Холмс встал и бросил окурок в камин.
– Уотсон, какой я тупица! – сказал он. – Помните, в своем отчете вы упомянули, что мужчина стоял между деревьев и поправлял, как вам тогда показалось, галстук. Одно это должно было сказать мне все. Но в любом случае мы можем поздравить себя с успешным завершением весьма любопытного и, можно сказать, уникального в своем роде дела. Я смотрю, на дорожке появились трое полицейских, и рад заметить, что молодой конюх от них не отстает. Это позволяет надеяться, что и он, и наш интересный жених смогут довольно быстро восстановить свое здоровье после сегодняшних приключений. Я думаю, Уотсон, вам следует навестить в качестве врача мисс Смит. Скажите ей, что, если она готова ехать, мы с удовольствием доставим ее к матери. А если она еще не совсем оправилась от потрясения, намекните, что мы намерены телеграфировать некоему инженеру-электрику в «Мидлэндз». Я думаю, это окончательно поправит ее здоровье. Что касается вас, Каррузерс, я думаю, вы сделали все, чтобы искупить свое участие в этом заговоре. Вот вам моя визитка, сэр, и если мои показания смогут помочь вам в суде, я полностью к вашим услугам.

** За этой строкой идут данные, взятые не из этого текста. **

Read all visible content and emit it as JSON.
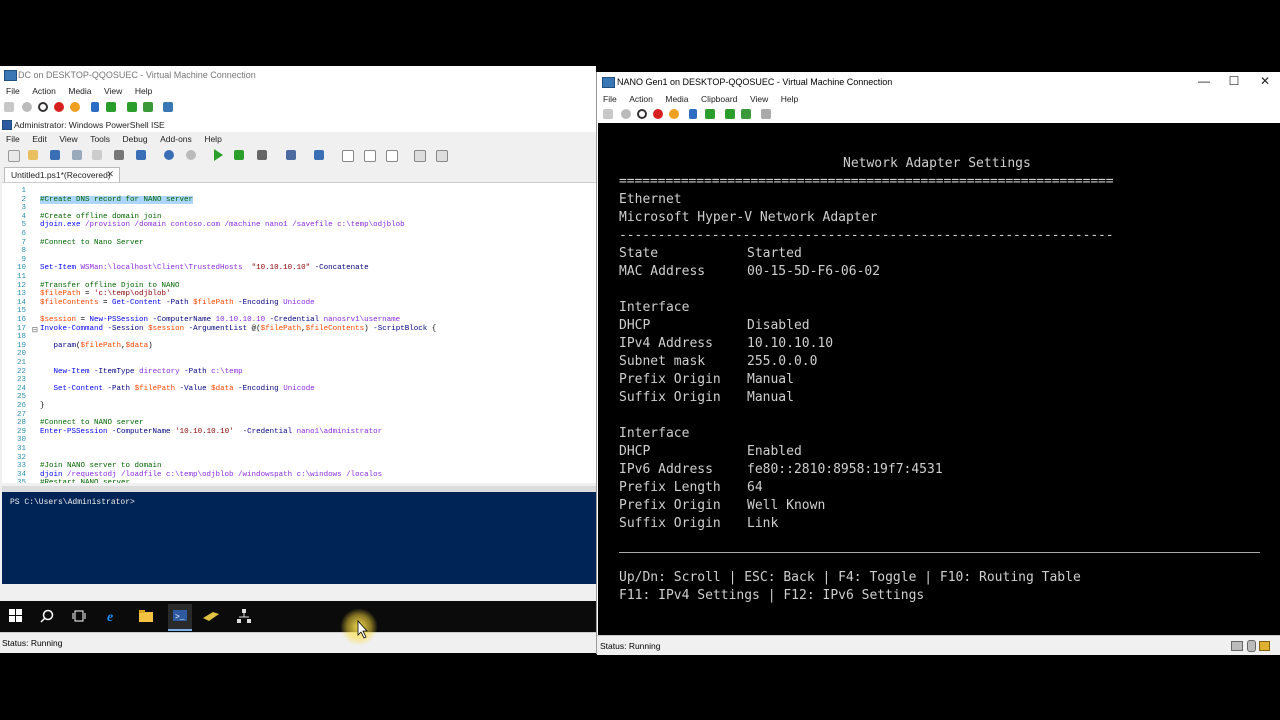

Вероятно, читатель уже заметил, что я каждый раз затрудняюсь закончить свое повествование так, чтобы полностью удовлетворить его интерес и сообщить ему все заключительные подробности. Беда в том, что мы находились в постоянной круговерти дел и событий и, не успев закончить одно дело, уже приступали к следующему. Поэтому с окончанием дела действующие лица, как правило, навсегда исчезали из поля нашего зрения. И все же я нашел в своих черновиках небольшую приписку, относящуюся к делу об одинокой велосипедистке. В ней значится, что мисс Вайолет Смит действительно унаследовала большое состояние и в настоящий момент является женой Сирила Мортона – старшего партнера компании «Мортон и Кеннеди», основанной знаменитыми инженерами-электриками из Вестминстера. Уильямсон и Вудли предстали перед судом по обвинению в похищении и насильственном браке; лжесвященник получил семь лет, Вудли – десять. О судьбе Каррузерса в приписке ничего не сказано, но я полагаю, что суд принял во внимание все обстоятельства и вынес не слишком суровый приговор. Думаю, в данном случае несколько месяцев тюрьмы вполне отвечают представлениям о справедливости.